After Alissa’s diagnosis, she was prescribed two months’ worth of daily Mesalazine enemas by her GP. She had a few minor gut symptoms whilst on these, but nothing too intense. Three weeks after she finished this medication, she had bleeding again.

"I went to the GP and they put me back on the same medication, though stated that the idea was that I would take it for a month or two, and then go back to being unmedicated,” Alissa explains. “So at this moment in time I am not on any medication or receiving any treatment for my ulcerative colitis.

“The charity Crohns and Colitis UK have been the most amazing source of information during a time of so many unknowns. I am aware of the expectation that having been diagnosed, I should be under the care of an IBD Team. Then, and only then, can my symptoms be properly assessed by a wide-ranging team of experts. Ulcerative colitis doesn’t only affect the gut, it can also cause a whole range of seemingly completely random symptoms.

“After a few months of new shoulder pain, it was only through reading the Crohns and Colitis UK website that I realised that joint pain could actually be linked to my ulcerative colitis.”

Alissa says the impact of her illness affects her daily - not just physically but mentally too. “I still don’t actually understand the condition I now have,” she explains. “After my diagnosis, I received very little information bar what I had already Googled for myself. My symptoms seemingly disappeared to a certain extent.

“But then sometimes I’ll get a little abdominal pain, or have diarrhoea, one time I had one day of bleeding again. Just one. What do I do with that? I have developed unexplained pain in my shoulder and wonder whether it is in fact linked to my ulcerative colitis. I occasionally have sudden waves of fatigue, maybe just for a day, or a few days, and think it's my ulcerative colitis, but then doubt myself.

“I honestly don’t know what is linked to my ulcerative colitis and what isn’t, and that has had a huge impact on my mental health. Last time I called my hospital to ask what the wait currently is for me to be put under the care of my local IBD Team and see a gastroenterologist for the first time since my colonoscopy, I was told it was 49 weeks from being referred. That means I won’t be seeing a specialist until at least May 2025, over a year after I started experiencing symptoms of active ulcerative colitis.

Alissa Redmond believes stress brought on her symptoms, which included blood in her stool and extreme fatigue(Image: Cover Images)

“The traumatic experience of the wait for my initial diagnosis and my honest held belief at that time that I was potentially dying has kicked off some really intense health anxiety for me. I know that ulcerative colitis causes a number of symptoms, including non-gut related ones, but without a specialist to guide me as to what is ulcerative colitis, and what isn’t, I find myself going down those same, now familiar spirals, convincing myself that every tiny symptom, new sensation or bump on my skin is something sinister.

“The affect on my mental health has been profound, and thankfully, I am due to start my first session of CBT for health anxiety tomorrow.”

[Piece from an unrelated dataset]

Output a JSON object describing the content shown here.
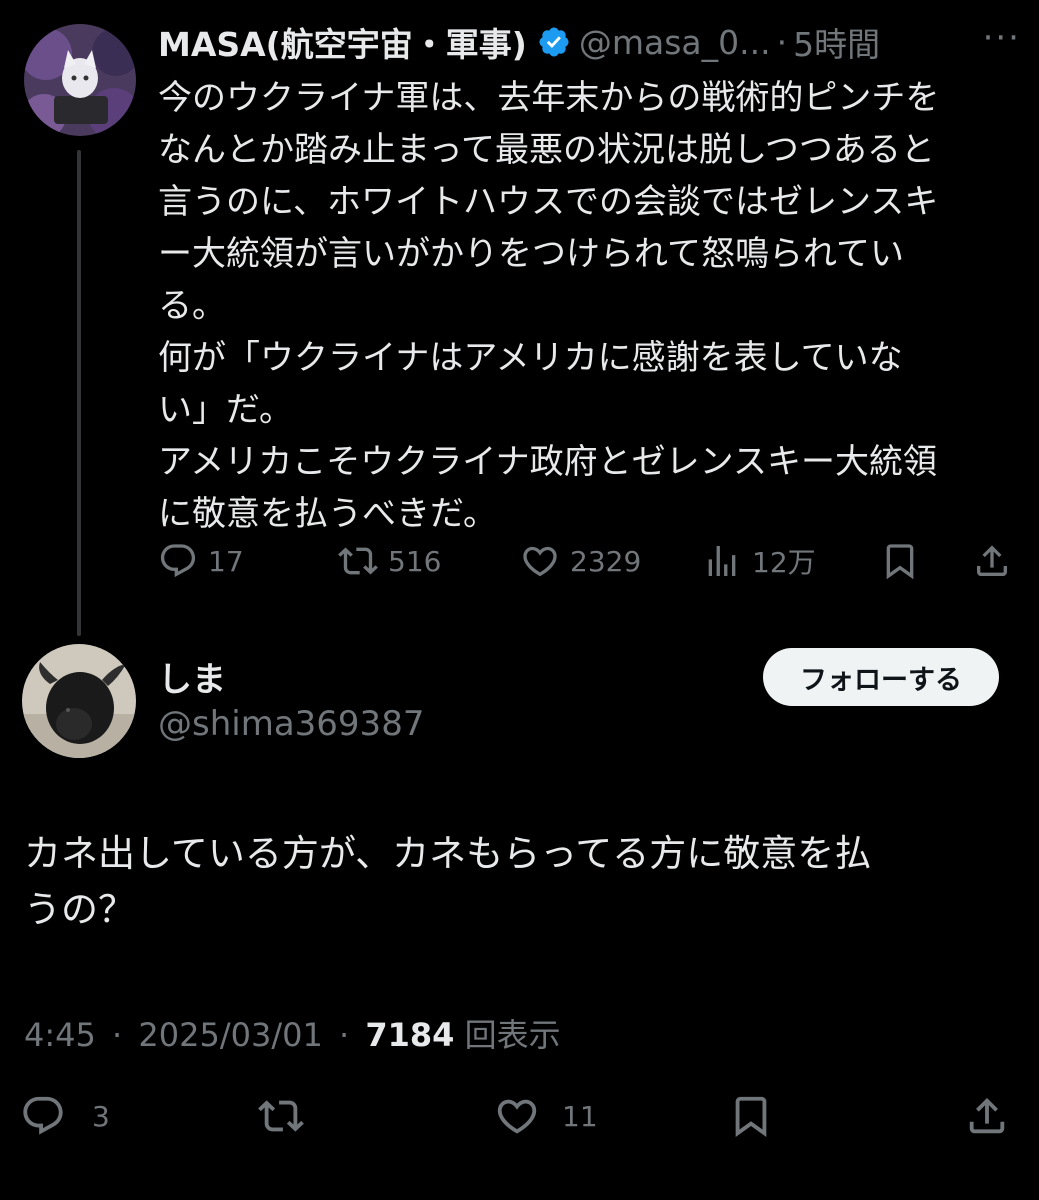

Alissa hopes to raise awareness of the effects of ulcerative colitis, and to encourage others to call the charity if they have any symptoms. “I want people to realise that ulcerative colitis doesn’t just affect the gut,” she adds.

“Ulcerative colitis is also really different from person to person; so whilst one person’s main symptom might be diarrhoea, another’s might be feeling like you need to poo but not being able to. I also really want anyone out there who is newly diagnosed, or has had any related symptoms to check out the Crohns and Colitis UK website, or call them on their helpline; I cannot express just how impressed I have been with their resources.

“They even have resources for family members, or employers, so you can just send people a link all about your condition. I have a long wait ahead of me, and I can’t help but hope that the new government might be able to put in place some interim measures so that people who have a diagnosis but no real understanding or personalised treatment for their condition can be seen quicker.”